Still, Cardenas and the rest of her board were careful and forthright in presenting the project – and the maintenance increase – to the shareholders. They made sure the building knew about the plans for the work, and what was involved. “We started the job in July, and at our June annual meeting the work was outlined,” she says. “Everyone had a good idea of what was going on. The maintenance itself was not raised until the next year. At the time when the budget went out to the shareholders, a letter went with it explaining all the different factors that went into it.”
Kanter says because the building was in violation, dealing with the co-op’s lenders was a little tricky.
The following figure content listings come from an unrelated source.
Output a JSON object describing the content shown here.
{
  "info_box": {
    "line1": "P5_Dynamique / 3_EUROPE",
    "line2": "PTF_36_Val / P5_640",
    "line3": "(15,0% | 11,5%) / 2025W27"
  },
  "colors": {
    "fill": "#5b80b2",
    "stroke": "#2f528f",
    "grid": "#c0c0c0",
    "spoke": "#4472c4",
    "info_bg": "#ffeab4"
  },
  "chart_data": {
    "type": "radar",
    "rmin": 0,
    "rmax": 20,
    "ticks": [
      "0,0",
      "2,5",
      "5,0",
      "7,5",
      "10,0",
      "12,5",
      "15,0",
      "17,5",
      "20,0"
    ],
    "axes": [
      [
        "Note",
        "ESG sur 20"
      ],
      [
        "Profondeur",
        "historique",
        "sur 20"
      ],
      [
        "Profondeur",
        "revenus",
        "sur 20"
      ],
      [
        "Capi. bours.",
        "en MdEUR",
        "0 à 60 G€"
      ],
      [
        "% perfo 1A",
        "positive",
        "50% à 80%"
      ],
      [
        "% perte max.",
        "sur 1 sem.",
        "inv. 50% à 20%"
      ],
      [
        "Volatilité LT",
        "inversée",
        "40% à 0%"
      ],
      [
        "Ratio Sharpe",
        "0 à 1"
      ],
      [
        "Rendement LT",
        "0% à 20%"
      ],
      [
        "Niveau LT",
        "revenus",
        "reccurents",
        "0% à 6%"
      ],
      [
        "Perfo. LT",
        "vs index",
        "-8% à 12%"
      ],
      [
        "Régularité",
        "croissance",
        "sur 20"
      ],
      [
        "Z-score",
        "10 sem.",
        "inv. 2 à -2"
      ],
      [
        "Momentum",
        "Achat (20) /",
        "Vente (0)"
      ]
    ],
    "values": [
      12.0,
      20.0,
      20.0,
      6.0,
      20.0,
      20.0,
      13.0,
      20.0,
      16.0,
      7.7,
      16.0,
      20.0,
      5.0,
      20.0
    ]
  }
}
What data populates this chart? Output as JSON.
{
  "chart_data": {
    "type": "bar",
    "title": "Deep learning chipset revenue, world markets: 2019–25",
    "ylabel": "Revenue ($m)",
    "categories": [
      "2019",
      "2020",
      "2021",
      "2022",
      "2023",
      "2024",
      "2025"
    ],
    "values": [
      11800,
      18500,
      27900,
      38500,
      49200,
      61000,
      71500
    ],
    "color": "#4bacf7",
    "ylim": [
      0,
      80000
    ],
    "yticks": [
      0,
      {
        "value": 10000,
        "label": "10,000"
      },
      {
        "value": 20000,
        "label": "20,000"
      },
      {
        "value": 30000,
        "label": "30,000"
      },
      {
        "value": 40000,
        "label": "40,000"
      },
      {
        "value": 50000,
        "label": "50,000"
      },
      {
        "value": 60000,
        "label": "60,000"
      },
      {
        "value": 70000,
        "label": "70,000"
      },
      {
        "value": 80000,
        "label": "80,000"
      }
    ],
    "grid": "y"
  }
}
The bank put the money in escrow to ensure it was being spent on repairs, which added an extra step when the board needed to cut checks for contractors.
The work was intensive. Sidewalk bridges went up in the courtyard, some plantings were ruined, and the co-op’s backyard was turned into a construction staging area. But the finished work had a noticeable impact on the building. Not only is the building’s structure improved, but the aesthetics also have been touched up. “When you look up at the building, the coping stones are nicer looking,” Cardenas says. “But it certainly wasn’t a job that was done to make it look better.”
Both projects show that similar work can be done in different ways. Ultimately, the decision on how to structure a project rests in the hands of the board, which must weigh the different factors. A board that is reluctant to increase the amount of a co-op’s debt might opt for the extended approach, aiming to spread the work over a few years. But if other concerns are paramount, such as a violation, then the options could be more constrained.